In case you were wondering: Yes, Rick Perry is Moses in that scenario.
I wrote on Wednesday about one potential spoiler in Rep. Michele Bachmann's presidential campaign: her husband, Marcus. Marcus is a non-certified Christian therapist who operates a clinic called Bachmann & Associates, which has been accused of practicing "reparative" therapy to supposedly turn gay people straight. It's a practice that's been rejected by every major psychologial and psychiatric organization, but given Marcus Bachmann's assertions that gays need to be "educated" like "barbarians," that doesn't seem like a deal-breaker. Marcus has previously denied that the clinic is involved in "reparative" therapy while conceding that his clinic would, hypothetically, be open to that kind of thing, but only if a patient specifically asked to be cured.

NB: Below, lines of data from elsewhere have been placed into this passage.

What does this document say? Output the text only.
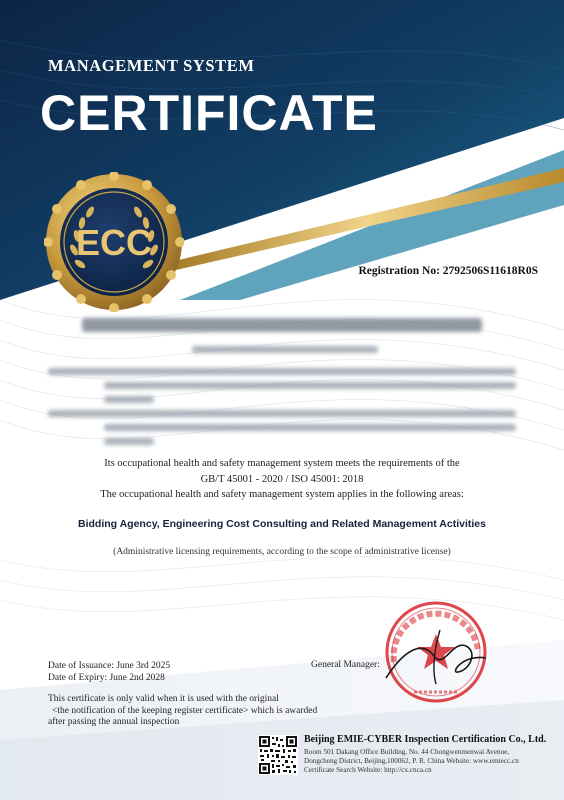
MANAGEMENT SYSTEM
CERTIFICATE
ECC
Registration No: 2792506S11618R0S
Its occupational health and safety management system meets the requirements of the
GB/T 45001 - 2020 / ISO 45001: 2018
The occupational health and safety management system applies in the following areas:
Bidding Agency, Engineering Cost Consulting and Related Management Activities
(Administrative licensing requirements, according to the scope of administrative license)
Date of Issuance: June 3rd 2025
Date of Expiry: June 2nd 2028
General Manager:
This certificate is only valid when it is used with the original
<the notification of the keeping register certificate> which is awarded
after passing the annual inspection
Beijing EMIE-CYBER Inspection Certification Co., Ltd.
Room 501 Dakang Office Building, No. 44 Chongwenmenwai Avenue,
Dongcheng District, Beijing,100062, P. R. China Website: www.emiecc.cn
Certificate Search Website: http://cx.cnca.cn
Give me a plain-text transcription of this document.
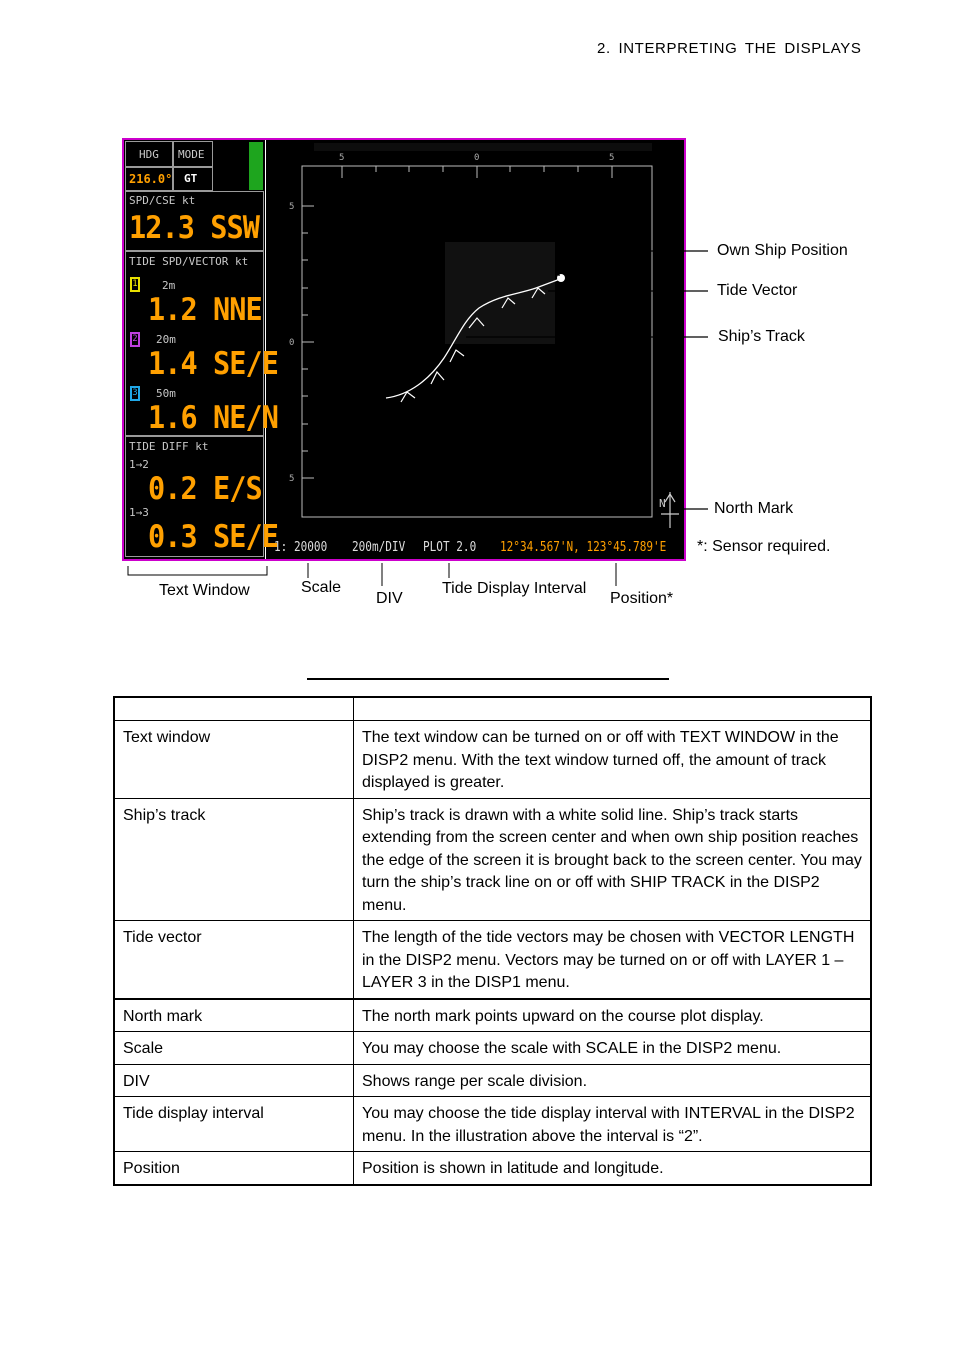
2. INTERPRETING THE DISPLAYS
HDG MODE
216.0° GT
SPD/CSE kt
12.3 SSW
TIDE SPD/VECTOR kt
1 2m
1.2 NNE
2 20m
1.4 SE/E
3 50m
1.6 NE/N
TIDE DIFF kt
1→2
0.2 E/S
1→3
0.3 SE/E
5	0	5
5
0
5
N
1: 20000 200m/DIV PLOT 2.0 12°34.567'N, 123°45.789'E
Own Ship Position
Tide Vector
Ship’s Track
North Mark
*: Sensor required.
Text Window	Scale
DIV
Tide Display Interval
Position*

Text window	The text window can be turned on or off with TEXT WINDOW in the DISP2 menu. With the text window turned off, the amount of track displayed is greater.
Ship’s track	Ship’s track is drawn with a white solid line. Ship’s track starts extending from the screen center and when own ship position reaches the edge of the screen it is brought back to the screen center. You may turn the ship’s track line on or off with SHIP TRACK in the DISP2 menu.
Tide vector	The length of the tide vectors may be chosen with VECTOR LENGTH in the DISP2 menu. Vectors may be turned on or off with LAYER 1 – LAYER 3 in the DISP1 menu.
North mark	The north mark points upward on the course plot display.
Scale	You may choose the scale with SCALE in the DISP2 menu.
DIV	Shows range per scale division.
Tide display interval	You may choose the tide display interval with INTERVAL in the DISP2 menu. In the illustration above the interval is “2”.
Position	Position is shown in latitude and longitude.
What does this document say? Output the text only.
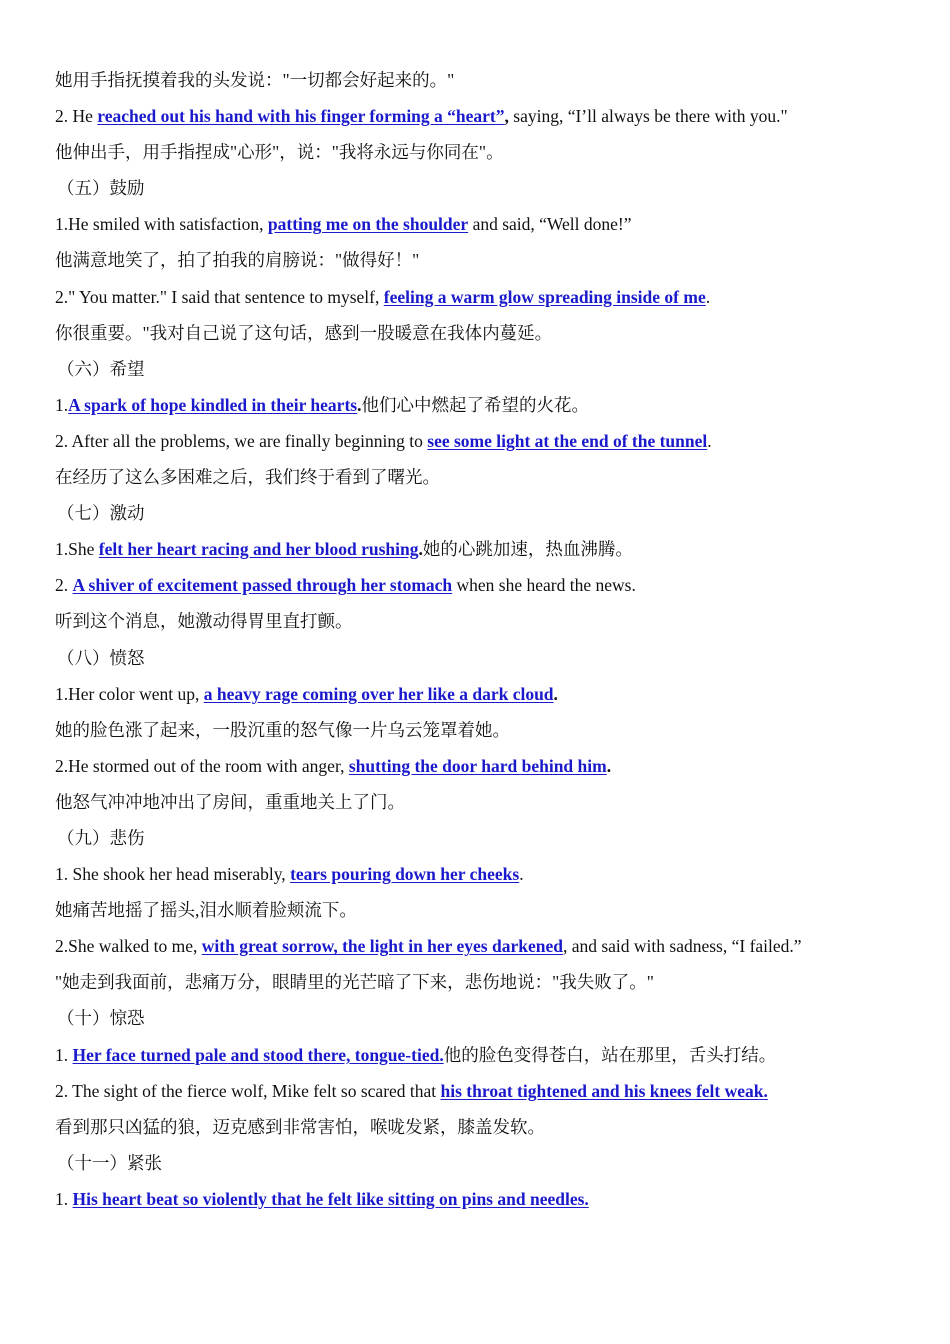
她用手指抚摸着我的头发说："一切都会好起来的。"
2. He reached out his hand with his finger forming a “heart”, saying, “I’ll always be there with you."
他伸出手，用手指捏成"心形"，说："我将永远与你同在"。
（五）鼓励
1.He smiled with satisfaction, patting me on the shoulder and said, “Well done!”
他满意地笑了，拍了拍我的肩膀说："做得好！"
2." You matter." I said that sentence to myself, feeling a warm glow spreading inside of me.
你很重要。"我对自己说了这句话，感到一股暖意在我体内蔓延。
（六）希望
1.A spark of hope kindled in their hearts.他们心中燃起了希望的火花。
2. After all the problems, we are finally beginning to see some light at the end of the tunnel.
在经历了这么多困难之后，我们终于看到了曙光。
（七）激动
1.She felt her heart racing and her blood rushing.她的心跳加速，热血沸腾。
2. A shiver of excitement passed through her stomach when she heard the news.
听到这个消息，她激动得胃里直打颤。
（八）愤怒
1.Her color went up, a heavy rage coming over her like a dark cloud.
她的脸色涨了起来，一股沉重的怒气像一片乌云笼罩着她。
2.He stormed out of the room with anger, shutting the door hard behind him.
他怒气冲冲地冲出了房间，重重地关上了门。
（九）悲伤
1. She shook her head miserably, tears pouring down her cheeks.
她痛苦地摇了摇头,泪水顺着脸颊流下。
2.She walked to me, with great sorrow, the light in her eyes darkened, and said with sadness, “I failed.”
"她走到我面前，悲痛万分，眼睛里的光芒暗了下来，悲伤地说："我失败了。"
（十）惊恐
1. Her face turned pale and stood there, tongue-tied.他的脸色变得苍白，站在那里，舌头打结。
2. The sight of the fierce wolf, Mike felt so scared that his throat tightened and his knees felt weak.
看到那只凶猛的狼，迈克感到非常害怕，喉咙发紧，膝盖发软。
（十一）紧张
1. His heart beat so violently that he felt like sitting on pins and needles.
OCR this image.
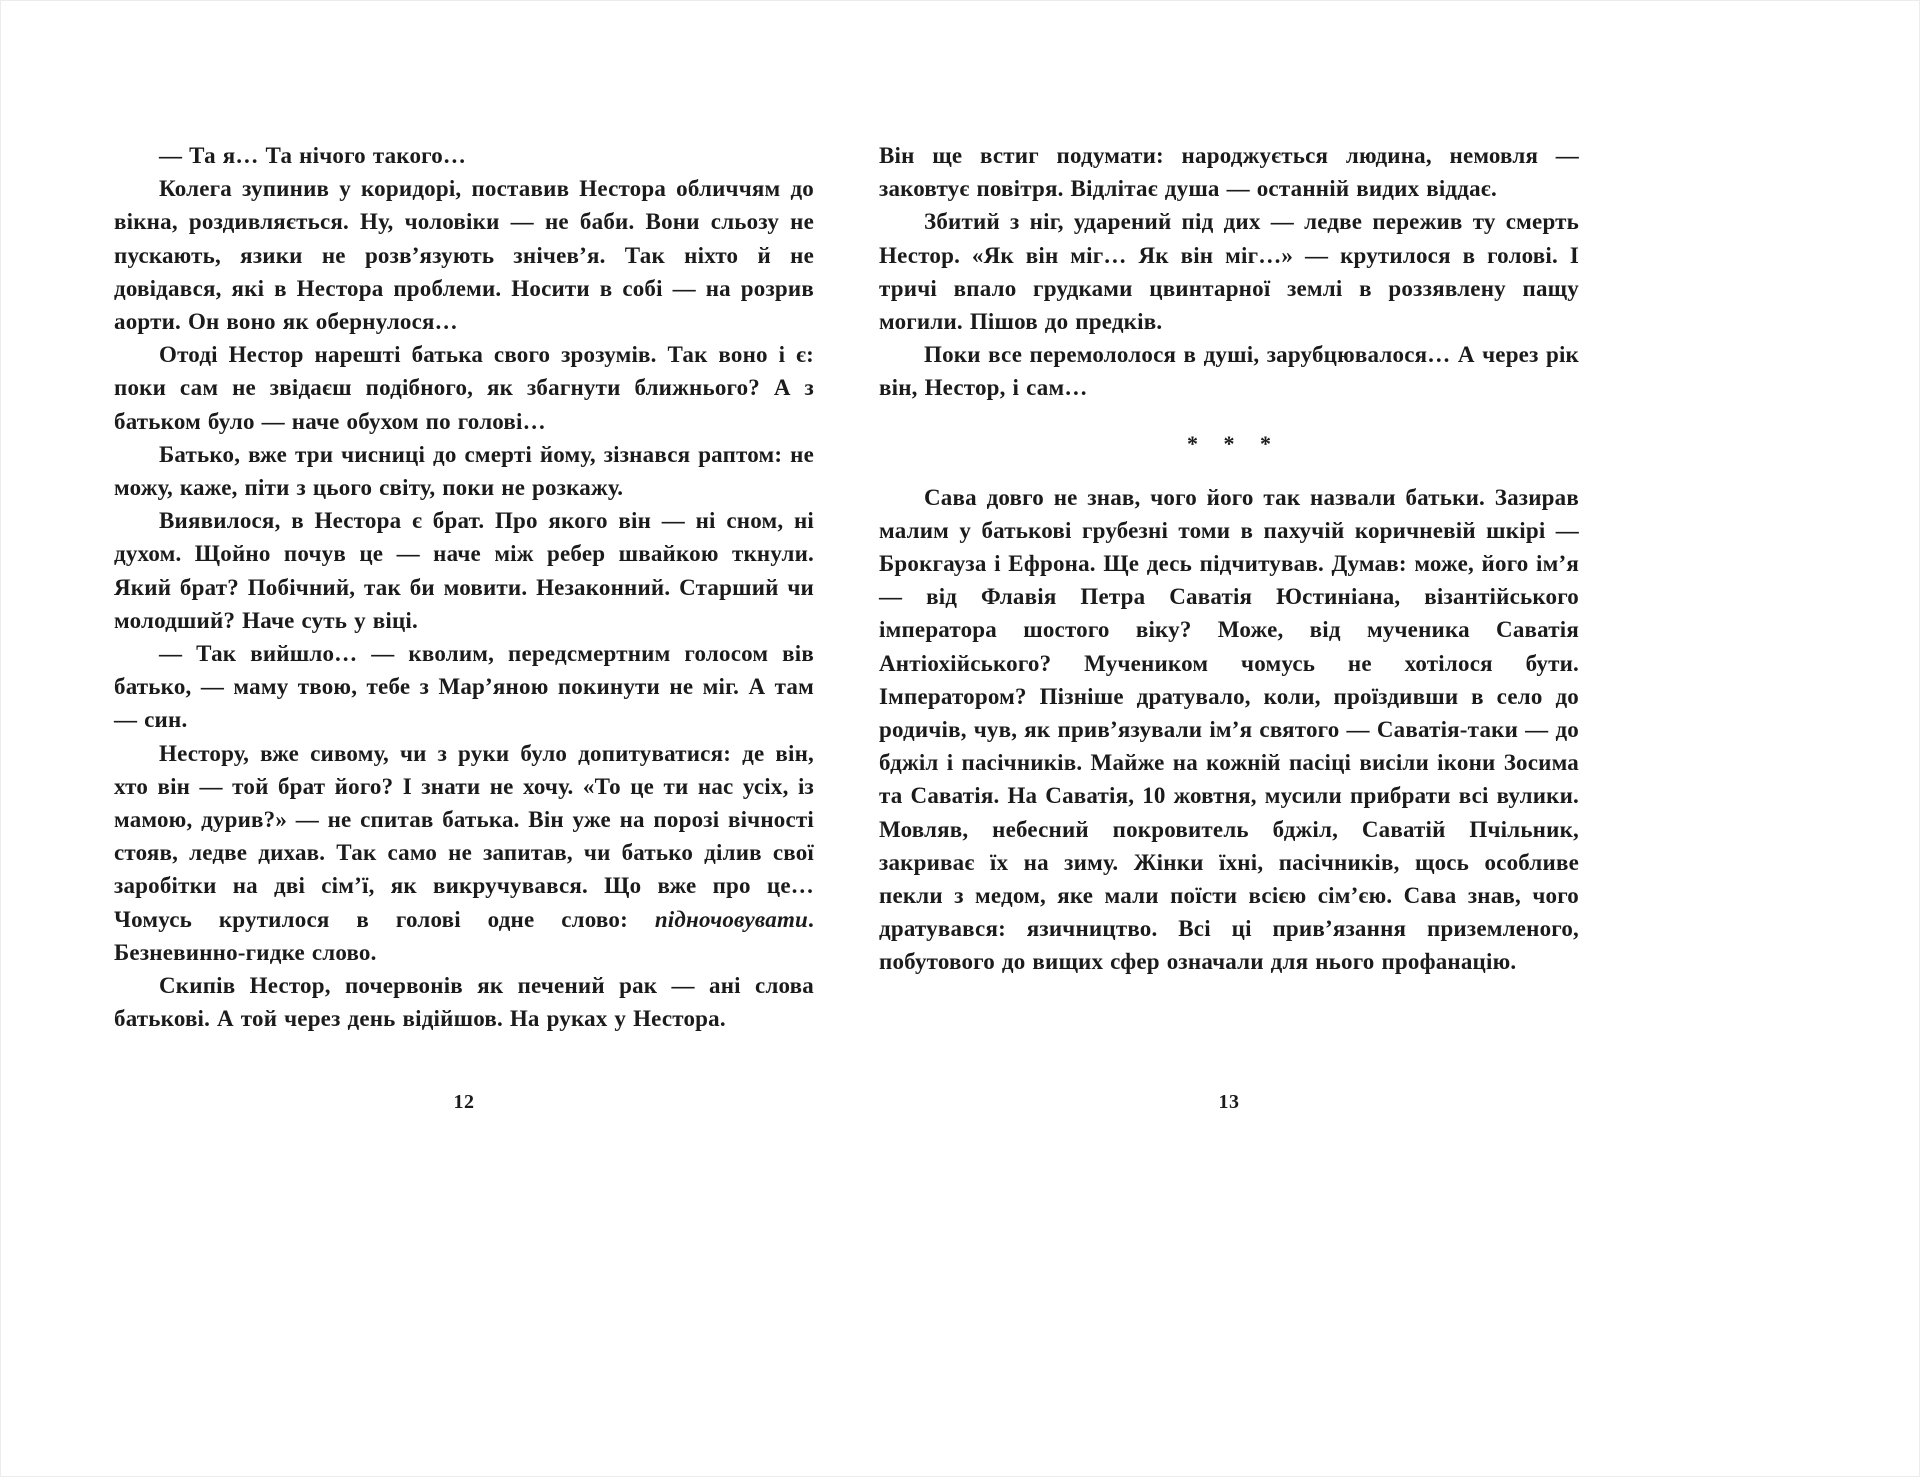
— Та я… Та нічого такого…

Колега зупинив у коридорі, поставив Нестора обличчям до вікна, роздивляється. Ну, чоловіки — не баби. Вони сльозу не пускають, язики не розв’язують знічев’я. Так ніхто й не довідався, які в Нестора проблеми. Носити в собі — на розрив аорти. Он воно як обернулося…

Отоді Нестор нарешті батька свого зрозумів. Так воно і є: поки сам не звідаєш подібного, як збагнути ближнього? А з батьком було — наче обухом по голові…

Батько, вже три чисниці до смерті йому, зізнався раптом: не можу, каже, піти з цього світу, поки не розкажу.

Виявилося, в Нестора є брат. Про якого він — ні сном, ні духом. Щойно почув це — наче між ребер швайкою ткнули. Який брат? Побічний, так би мовити. Незаконний. Старший чи молодший? Наче суть у віці.

— Так вийшло… — кволим, передсмертним голосом вів батько, — маму твою, тебе з Мар’яною покинути не міг. А там — син.

Нестору, вже сивому, чи з руки було допитуватися: де він, хто він — той брат його? І знати не хочу. «То це ти нас усіх, із мамою, дурив?» — не спитав батька. Він уже на порозі вічності стояв, ледве дихав. Так само не запитав, чи батько ділив свої заробітки на дві сім’ї, як викручувався. Що вже про це… Чомусь крутилося в голові одне слово: підночовувати. Безневинно-гидке слово.

Скипів Нестор, почервонів як печений рак — ані слова батькові. А той через день відійшов. На руках у Нестора.

12

Він ще встиг подумати: народжується людина, немовля — заковтує повітря. Відлітає душа — останній видих віддає.

Збитий з ніг, ударений під дих — ледве пережив ту смерть Нестор. «Як він міг… Як він міг…» — крутилося в голові. І тричі впало грудками цвинтарної землі в роззявлену пащу могили. Пішов до предків.

Поки все перемололося в душі, зарубцювалося… А через рік він, Нестор, і сам…

* * *

Сава довго не знав, чого його так назвали батьки. Зазирав малим у батькові грубезні томи в пахучій коричневій шкірі — Брокгауза і Ефрона. Ще десь підчитував. Думав: може, його ім’я — від Флавія Петра Саватія Юстиніана, візантійського імператора шостого віку? Може, від мученика Саватія Антіохійського? Мучеником чомусь не хотілося бути. Імператором? Пізніше дратувало, коли, проїздивши в село до родичів, чув, як прив’язували ім’я святого — Саватія-таки — до бджіл і пасічників. Майже на кожній пасіці висіли ікони Зосима та Саватія. На Саватія, 10 жовтня, мусили прибрати всі вулики. Мовляв, небесний покровитель бджіл, Саватій Пчільник, закриває їх на зиму. Жінки їхні, пасічників, щось особливе пекли з медом, яке мали поїсти всією сім’єю. Сава знав, чого дратувався: язичництво. Всі ці прив’язання приземленого, побутового до вищих сфер означали для нього профанацію.

13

Now, writing at The Nation, Mariah Blake offers an account that seems to refute Bachmann's previous denials and shed new light on the family's ties to the "ex-gay" movement:
In the summer of 2004, Andrew Ramirez, who was just about to enter his senior year of high school, worked up the nerve to tell his family he was gay. His mother took the news in stride, but his stepfather, a conservative Christian, was outraged. "He said it was wrong, an abomination, that it was something he would not tolerate in his house," Ramirez recalls. A few weeks later, his parents marched him into the office of Bachmann & Associates, a Christian counseling center in Lake Elmo, Minnesota, which is owned by Michele Bachmann’s husband, Marcus. From the outset, Ramirez says, his therapist—one of roughly twenty employed at the Lake Elmo clinic—made it clear that renouncing his sexual orientation was the only moral choice. "He basically said being gay was not an acceptable lifestyle in God’s eyes," Ramirez recalls. According to Ramirez, his therapist then set about trying to "cure" him. Among other things, he urged Ramirez to pray and read the Bible, particularly verses that cast homosexuality as an abomination, and referred him to a local church for people who had given up the "gay lifestyle." He even offered to set Ramirez up with an ex-lesbian mentor.
The gay rights group Truth Wins Out, meanwhile, just released the results of their own hidden-camera investigation into Bachmann & Associates. That report is cited in Blake's piece, and tells a similar story—the Truth Wins Out operative, John M. Becker, asked the clinic to cure his homosexuality and then described in detail the ensuing therapy sessions.
It's worth noting that this isn't just a story about a campaign spouse. When Michele Bachmann brags about starting a family business on the campaign trail, this is the business she's talking about; it's very much her clinic too—she lists it as an asset on her financial disclosure forms. Marcus, meanwhile, has said that he is his wife's top political "strategist." So what does this all mean? For one thing, it suggests that Marcus Bachmann lied about his clinic's activities. It's possible, I suppose, that he really didn't know what was going on at the clinic, but if that was the case, it seems odd that, as Blake notes, he'd hawk the memoir of a noted "ex-gay" activist at the clinic.
It also raises some serious questions. Reparative therapy isn't covered under most insurance plans. How did Bachmann & Associates describe the treatment when they billed insurance companies? Or did patients just pay out of pocket? And what does this mean for Bachmann and Associates' government funding? As the Minnesota Independent's Andy Birkey has noted, Bachmann & Associates has received $30,000 in state funds.